God is searching for leaders


Moses had lots of excuses when God called him to lead

by Ken Ediger

Moses said to God, “Who am I, that I should go to Pharaoh and bring the Israelites out of Egypt?” And God said, “I will be with you…” (Exod. 3:11-12a)

Real leaders are in short supply. The church has been given the greatest task in all of history and the most powerful resources in the universe. It offers the greatest solutions to world need. Yet the church suffers from a leadership deficit. Reluctance to answer God’s call to lead is fueled by debilitating feelings of inadequacy, weakness and fear.

Such was the case with Moses, one of the most notable leaders in history. Exodus 3-4 records his conversation with God. God directs Moses: “So now go. I am sending you…” (3:10). Moses objects with three questions. Three times God responds, drawing Moses into deeper connection with himself.

Moses’ first excuse is, “Who am I?” (3:11) I’m a nobody. What do I have to offer? What qualifications do I have?

God patiently responds to Moses’ feelings of inadequacy and unworthiness with the promise of his presence: “I will be with you.” He refocuses Moses’ attention from the one sent to the One who sends. The excellency of the instrument matters not. What is vital is the One whose hands employ the instrument. God knows that in yourself you are inadequate. It is not about who you are but whose you are. So step up to leadership; God will be there for you.

Moses shrank from God’s call because he felt weakness. “Who are you?” he asks (3:13). Who are you that you would send me? What kind of God are you?

God replies, identifying himself with the name “I AM.” A sentence needs only two things to be complete: a subject and a verb. So when God says his name is "I AM," it conveys the concept that he is complete in himself. He is subject and verb. He is everything we could possibly need. Does God’s call to leadership overwhelm you? Step into leadership with confidence in his sufficiency to overcome and overrule your shortcomings.

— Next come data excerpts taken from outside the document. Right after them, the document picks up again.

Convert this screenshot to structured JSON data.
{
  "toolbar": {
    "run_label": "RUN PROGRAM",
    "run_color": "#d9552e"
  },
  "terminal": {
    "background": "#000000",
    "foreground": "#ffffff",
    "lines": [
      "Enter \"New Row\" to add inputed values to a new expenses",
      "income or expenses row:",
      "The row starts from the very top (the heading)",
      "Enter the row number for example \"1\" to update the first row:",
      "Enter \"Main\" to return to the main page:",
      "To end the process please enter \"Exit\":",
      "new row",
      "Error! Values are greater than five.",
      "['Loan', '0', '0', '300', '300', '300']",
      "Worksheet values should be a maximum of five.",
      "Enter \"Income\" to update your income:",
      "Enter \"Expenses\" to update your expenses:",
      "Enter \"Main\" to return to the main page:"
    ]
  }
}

Finally, Moses protests to God, “What if” (4:1) no one responds to my leadership? What if my deficiencies humiliate me?

God answers Moses’ fear with an unexpected question: “What is that in your hand?” In his hand is a walking stick, something common to shepherds. God proceeds to demonstrate that he will use what Moses has—his abilities and inabilities—to perform feats that no mere man can do.

Our job is not to make things happen through our power or clever communication. It is to dedicate ourselves to God—abilities and inabilities—stepping out in obedience. It does not take a great person to be used of God, but it does take all there is of him.

God searches for leaders. When he does find a person faithful, available and teachable, God uses that person to the limit. With shortcomings and flaws, yes. Despite these, God uses them to do great things!

Ken Ediger is lead pastor at North Oak Community Church in Hays, Kan.